The figure is not too surprising for those who have been following media reports on the company. Previously, Christopher Rolland, a semiconductor analyst from Susquehanna, even predicted that Nvidia’s crypto-related revenue for the third quarter is “likely close to zero,” according to a report by CNBC.

Rolland said:

“We estimate very little revenue from crypto-related GPU sales in the quarter, consistent with management’s prior commentary that they were including no contribution from crypto in their C3Q18 outlook. 3Q18 mining profitability continued to decline, as Ethereum prices have fallen more than -70% since the beginning of 2018.”

Dwindling Crypto Mining Profits

The reason for the declining GPU demand from crypto miners is that mining is no longer as profitable as it once was. In fact, mining the cryptocurrency Ethereum is no longer profitable at all, according to Susquehanna’s analysis.

Just this summer, mining ETH using rigs containing GPUs would earn around $150 per month. But if the same mining rig is used to mine ETH this month (November), it will only be a break-even operation.

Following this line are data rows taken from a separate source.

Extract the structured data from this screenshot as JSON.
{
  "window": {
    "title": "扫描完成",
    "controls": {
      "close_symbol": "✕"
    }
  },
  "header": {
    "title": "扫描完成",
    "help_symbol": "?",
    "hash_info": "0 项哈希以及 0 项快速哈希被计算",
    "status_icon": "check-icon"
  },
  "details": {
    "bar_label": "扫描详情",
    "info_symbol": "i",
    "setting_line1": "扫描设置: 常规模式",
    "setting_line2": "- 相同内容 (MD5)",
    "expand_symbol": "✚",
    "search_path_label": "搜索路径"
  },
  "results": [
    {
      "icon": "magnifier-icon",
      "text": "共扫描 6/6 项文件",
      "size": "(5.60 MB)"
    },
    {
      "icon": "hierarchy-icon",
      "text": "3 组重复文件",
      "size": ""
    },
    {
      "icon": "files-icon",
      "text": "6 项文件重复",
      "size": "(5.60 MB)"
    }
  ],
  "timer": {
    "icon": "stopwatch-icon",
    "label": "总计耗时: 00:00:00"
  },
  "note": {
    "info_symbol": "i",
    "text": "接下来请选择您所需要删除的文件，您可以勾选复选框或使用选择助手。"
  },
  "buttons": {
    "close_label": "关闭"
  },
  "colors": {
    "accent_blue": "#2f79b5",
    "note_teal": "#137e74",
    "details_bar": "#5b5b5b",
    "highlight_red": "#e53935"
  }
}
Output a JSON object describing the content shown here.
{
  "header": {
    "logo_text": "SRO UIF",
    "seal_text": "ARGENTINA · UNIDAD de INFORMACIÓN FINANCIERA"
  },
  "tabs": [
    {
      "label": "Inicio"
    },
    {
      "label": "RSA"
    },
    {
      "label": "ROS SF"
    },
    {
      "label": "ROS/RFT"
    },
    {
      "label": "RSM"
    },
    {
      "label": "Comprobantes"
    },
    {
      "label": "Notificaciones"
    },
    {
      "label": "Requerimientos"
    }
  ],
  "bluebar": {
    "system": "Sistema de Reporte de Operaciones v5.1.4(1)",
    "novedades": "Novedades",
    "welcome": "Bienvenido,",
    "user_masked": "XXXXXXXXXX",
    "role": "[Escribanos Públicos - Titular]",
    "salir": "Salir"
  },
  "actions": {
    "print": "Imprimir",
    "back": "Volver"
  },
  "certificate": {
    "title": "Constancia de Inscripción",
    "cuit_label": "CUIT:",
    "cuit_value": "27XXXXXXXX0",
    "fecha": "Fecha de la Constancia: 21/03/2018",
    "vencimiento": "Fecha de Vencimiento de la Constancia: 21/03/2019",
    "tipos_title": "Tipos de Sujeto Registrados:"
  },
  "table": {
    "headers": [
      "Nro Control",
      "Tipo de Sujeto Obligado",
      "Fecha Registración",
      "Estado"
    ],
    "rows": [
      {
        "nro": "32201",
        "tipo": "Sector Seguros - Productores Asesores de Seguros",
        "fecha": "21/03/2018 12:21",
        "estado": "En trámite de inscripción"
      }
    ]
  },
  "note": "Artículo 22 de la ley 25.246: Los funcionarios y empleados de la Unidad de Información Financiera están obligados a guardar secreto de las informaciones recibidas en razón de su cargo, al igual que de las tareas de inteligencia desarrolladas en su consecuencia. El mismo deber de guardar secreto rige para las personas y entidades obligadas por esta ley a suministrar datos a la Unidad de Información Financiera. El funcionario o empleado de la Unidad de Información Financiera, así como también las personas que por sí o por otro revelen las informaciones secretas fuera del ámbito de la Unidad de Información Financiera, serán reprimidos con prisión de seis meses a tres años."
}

Meanwhile, mining the world’s largest crypto in the U.S. is not as profitable as before. Based on Elite Fixtures’ compilation of mining costs all around the world, miners running their operation in the US will need to spend an average of $4,758 per Bitcoin mined, according to a report by Fortune. Unfortunately, Bitcoin’s price, along with the rest of the market, has recently plunged and is now trading at $5,630 as of this writing, which makes its mining profit margin even tighter.